皆さんこんにちは。社会福祉士の佐々木と申します。今回から「暮らしとお金」というテーマで、社会福祉士の視点からお金にまつわるお話をさせていただきたいと思います。

さて、皆さんは「お金」にどんなイメージをお持ちでしょうか。仕事をした対価として得られる「給料」としてのお金をイメージする人もいるでしょうし、日常生活のなかでさまざまな楽しみなどにお金を「使う」ことをイメージする人もいると思います。または、株などの「投資」を思い浮かべる人もいれば、何かあった時のことを考え「貯蓄」を思い浮かべる人もいると思います。社会福祉士の視点でお金を考えた時に、私としてはまず「生きる」ことを思い浮かべます。

私たちはどんな形であれ、お金と関わらずに過ごすことはできません。社会福祉は簡単にいえば「社会全体の幸せ」を考える分野です。私たちが生きる社会では、当たり前ですが年齢も性別も国籍もバラバラです。また、学校などに通っていたり、働いていたり、誰かを養っていたり、地域の役割を担い暮らしていたり、さまざまなつながりのなかで生きています。そのなかで、持病があったり、障がいがあったり、生活に困窮する社会背景があったりと「生きづらさ」を抱える人々は年々増えているように感じます。その生きづらさを抱える全ての人が社会福祉の対象であり、そのなかで最も基本的な「生きる」ことを支える手段がお金にもつながる「社会保障制度」だと思います。

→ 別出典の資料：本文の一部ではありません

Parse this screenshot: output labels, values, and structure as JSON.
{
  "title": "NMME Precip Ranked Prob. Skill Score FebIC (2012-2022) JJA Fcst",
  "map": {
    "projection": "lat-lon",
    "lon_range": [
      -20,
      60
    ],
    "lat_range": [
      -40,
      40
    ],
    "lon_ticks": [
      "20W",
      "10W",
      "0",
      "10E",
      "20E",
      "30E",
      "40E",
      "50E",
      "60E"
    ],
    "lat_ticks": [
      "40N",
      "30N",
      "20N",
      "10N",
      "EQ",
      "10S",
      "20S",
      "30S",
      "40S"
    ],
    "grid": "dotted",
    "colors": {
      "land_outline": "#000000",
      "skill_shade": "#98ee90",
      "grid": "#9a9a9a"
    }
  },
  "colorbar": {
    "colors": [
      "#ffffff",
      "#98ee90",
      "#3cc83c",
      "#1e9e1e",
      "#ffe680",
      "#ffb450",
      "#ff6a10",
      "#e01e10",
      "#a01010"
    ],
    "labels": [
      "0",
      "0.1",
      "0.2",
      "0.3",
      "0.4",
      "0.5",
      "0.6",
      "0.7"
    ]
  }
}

日本の社会保障制度は「社会保険」「社会福祉」「公的扶助」「公衆衛生および医療」の4つに分類ができます。「社会保険」は年金制度や医療保険制度や介護保険制度などを中心として、私たちの暮らしを支える最も身近な支援といえます。「社会福祉」は高齢者福祉制度・障害者福祉制度・児童福祉制度・母子および寡婦福祉制度を中心に、対象者を状態別に分けて社会保険制度では足りない社会的な支援が必要な人々を支えるようにつくられています。また、「公的扶助」は、生活保護制度を中心として、生活困窮の状態に応じて最低限度の生活を保障することを目的としており、憲法による日本国民の生きる権利(生存権)を具体化したものです。「公衆衛生および医療」は市区町村において保健所や保健センターなどの公共施設によって、さまざまな取り組み(健康診断の実施・感染症の予防対策など)を行い、より広域的な支援を行っています。

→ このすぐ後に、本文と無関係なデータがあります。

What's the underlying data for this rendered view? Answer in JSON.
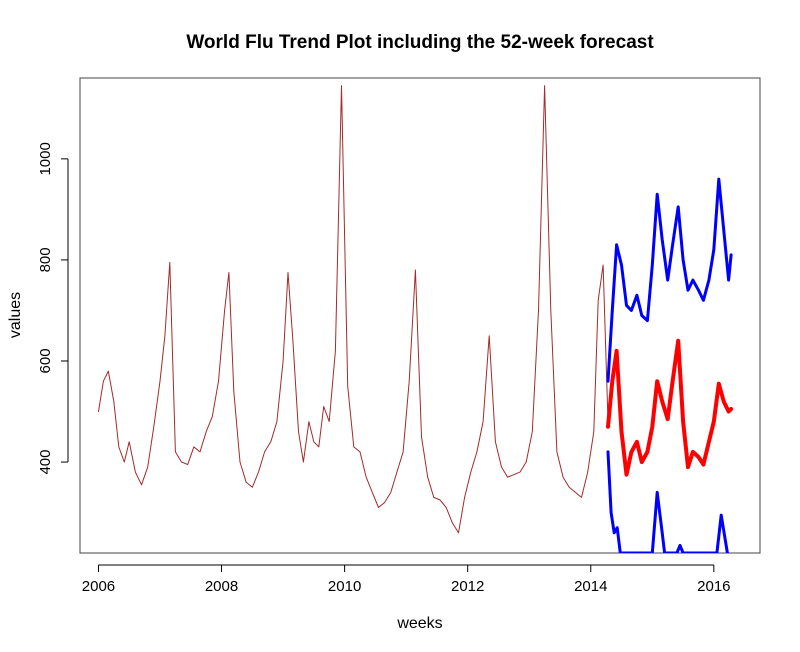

このように、暮らしのなかには、私たちが手にする現金以外のお金が多く使われており、私たちの普段の生活にさまざまな形でお金は存在しています。これから私は社会福祉士の視点から、さまざまな暮らしとお金の接点にある制度などについてご紹介をして、皆さまの生きることに少しでも背中を押すことができたならと思っております。